= Robert Stemmons =

American whistler

Robert Stemmons is an American whistler who worked at Corteo for Cirque du Soleil from 2006 to 2013.

==Early life==
Robert Stemmons was born in Tulsa, Oklahoma to a woman named Ethel. He grew up in Tulsa, Oklahoma.

He learned how to whistle at age 5. At age 13, he was inspired by whistler Fred Lowery when Lowery came to perform at his junior high school called Woodrow Wilson Junior High School in Tulsa. Around this time, Stemmons had a childhood friend who whistled. They encouraged each other throughout high school. His grandmother, a whistler herself, helped Stemmons explore his interest by playing Lowery songs.

==Career==
While working as a custodian in Michigan, a music teacher overheard him whistling and asked if he could perform at the school's spring show with her on piano. He performed professionally since the early 2000s.

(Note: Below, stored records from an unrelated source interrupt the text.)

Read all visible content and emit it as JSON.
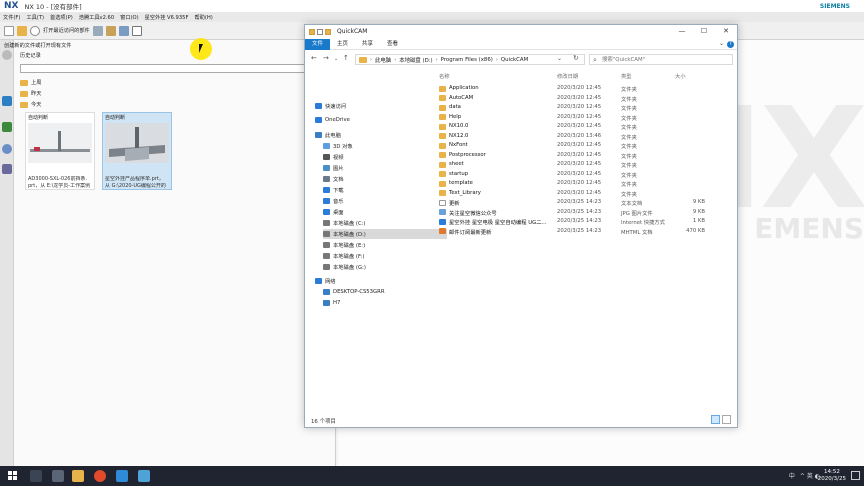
{
  "nx": {
    "logo": "NX",
    "title": "NX 10 - [没有部件]",
    "brand": "SIEMENS",
    "menu": [
      "文件(F)",
      "工具(T)",
      "首选项(P)",
      "浩腾工具v2.60",
      "窗口(O)",
      "星空外挂 V6.935F",
      "帮助(H)"
    ],
    "toolbar_recent": "打开最近访问的部件",
    "history": {
      "header": "创建新的文件或打开现有文件",
      "label": "历史记录",
      "groups": [
        "上周",
        "昨天",
        "今天"
      ],
      "cards": [
        {
          "label": "自动判断",
          "file_line1": "AD3000-SXL-026前挡条.",
          "file_line2": "prt，从 E:\\龙学员-工作案例"
        },
        {
          "label": "自动判断",
          "file_line1": "星空外挂产品程序单.prt，",
          "file_line2": "从 G:\\2020-UG编程公开的"
        }
      ]
    },
    "watermark": "NX",
    "watermark_sub": "EMENS"
  },
  "explorer": {
    "title": "QuickCAM",
    "ribbon_tabs": [
      "文件",
      "主页",
      "共享",
      "查看"
    ],
    "breadcrumb": [
      "此电脑",
      "本地磁盘 (D:)",
      "Program Files (x86)",
      "QuickCAM"
    ],
    "search_placeholder": "搜索\"QuickCAM\"",
    "nav": [
      {
        "label": "快速访问",
        "icon": "star-icon",
        "color": "#2b7bd8"
      },
      {
        "label": "OneDrive",
        "icon": "cloud-icon",
        "color": "#2b7bd8"
      },
      {
        "label": "此电脑",
        "icon": "computer-icon",
        "color": "#3a7fc4"
      },
      {
        "label": "3D 对象",
        "icon": "cube-icon",
        "color": "#5aa0e0"
      },
      {
        "label": "视频",
        "icon": "video-icon",
        "color": "#555"
      },
      {
        "label": "图片",
        "icon": "picture-icon",
        "color": "#4a90c8"
      },
      {
        "label": "文档",
        "icon": "document-icon",
        "color": "#6b7a8a"
      },
      {
        "label": "下载",
        "icon": "download-icon",
        "color": "#2b7bd8"
      },
      {
        "label": "音乐",
        "icon": "music-icon",
        "color": "#2b7bd8"
      },
      {
        "label": "桌面",
        "icon": "desktop-icon",
        "color": "#2b7bd8"
      },
      {
        "label": "本地磁盘 (C:)",
        "icon": "drive-icon",
        "color": "#777"
      },
      {
        "label": "本地磁盘 (D:)",
        "icon": "drive-icon",
        "color": "#777"
      },
      {
        "label": "本地磁盘 (E:)",
        "icon": "drive-icon",
        "color": "#777"
      },
      {
        "label": "本地磁盘 (F:)",
        "icon": "drive-icon",
        "color": "#777"
      },
      {
        "label": "本地磁盘 (G:)",
        "icon": "drive-icon",
        "color": "#777"
      },
      {
        "label": "网络",
        "icon": "network-icon",
        "color": "#2b7bd8"
      },
      {
        "label": "DESKTOP-CS53GRR",
        "icon": "computer-icon",
        "color": "#3a7fc4"
      },
      {
        "label": "H7",
        "icon": "computer-icon",
        "color": "#3a7fc4"
      }
    ],
    "columns": [
      "名称",
      "修改日期",
      "类型",
      "大小"
    ],
    "files": [
      {
        "name": "Application",
        "date": "2020/3/20 12:45",
        "type": "文件夹",
        "size": "",
        "kind": "folder"
      },
      {
        "name": "AutoCAM",
        "date": "2020/3/20 12:45",
        "type": "文件夹",
        "size": "",
        "kind": "folder"
      },
      {
        "name": "data",
        "date": "2020/3/20 12:45",
        "type": "文件夹",
        "size": "",
        "kind": "folder"
      },
      {
        "name": "Help",
        "date": "2020/3/20 12:45",
        "type": "文件夹",
        "size": "",
        "kind": "folder"
      },
      {
        "name": "NX10.0",
        "date": "2020/3/20 12:45",
        "type": "文件夹",
        "size": "",
        "kind": "folder"
      },
      {
        "name": "NX12.0",
        "date": "2020/3/20 13:46",
        "type": "文件夹",
        "size": "",
        "kind": "folder"
      },
      {
        "name": "NxFont",
        "date": "2020/3/20 12:45",
        "type": "文件夹",
        "size": "",
        "kind": "folder"
      },
      {
        "name": "Postprocessor",
        "date": "2020/3/20 12:45",
        "type": "文件夹",
        "size": "",
        "kind": "folder"
      },
      {
        "name": "sheet",
        "date": "2020/3/20 12:45",
        "type": "文件夹",
        "size": "",
        "kind": "folder"
      },
      {
        "name": "startup",
        "date": "2020/3/20 12:45",
        "type": "文件夹",
        "size": "",
        "kind": "folder"
      },
      {
        "name": "template",
        "date": "2020/3/20 12:45",
        "type": "文件夹",
        "size": "",
        "kind": "folder"
      },
      {
        "name": "Text_Library",
        "date": "2020/3/20 12:45",
        "type": "文件夹",
        "size": "",
        "kind": "folder"
      },
      {
        "name": "更新",
        "date": "2020/3/25 14:23",
        "type": "文本文档",
        "size": "9 KB",
        "kind": "text"
      },
      {
        "name": "关注星空微信公众号",
        "date": "2020/3/25 14:23",
        "type": "JPG 图片文件",
        "size": "9 KB",
        "kind": "image"
      },
      {
        "name": "星空外挂 星空电极 星空自动编程 UG二...",
        "date": "2020/3/25 14:23",
        "type": "Internet 快捷方式",
        "size": "1 KB",
        "kind": "link"
      },
      {
        "name": "邮件订阅最新更新",
        "date": "2020/3/25 14:23",
        "type": "MHTML 文档",
        "size": "470 KB",
        "kind": "mhtml"
      }
    ],
    "status": "16 个项目"
  },
  "taskbar": {
    "tray_lang": "中",
    "tray_glyphs": "^ 英 ◐",
    "time": "14:52",
    "date": "2020/3/25"
  },
  "colors": {
    "accent": "#1979ca",
    "folder": "#e8b44a",
    "taskbar": "#1f2430"
  }
}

Stemmons has recorded two CDs titled "Whistlodeon" and "A Whistler's Christmas". From 2006-2013 he performed as 'The Loyal Whistler' in Cirque du Soleil’s “Corteo“.

Some of the different types of whistles Stemmons does is birdcalls and two-tone whistling, where one whistler whistles like it's two people doing a duet.

== Personal life ==
Stemmons met his wife Pauline while they worked together. They currently live in Idaho.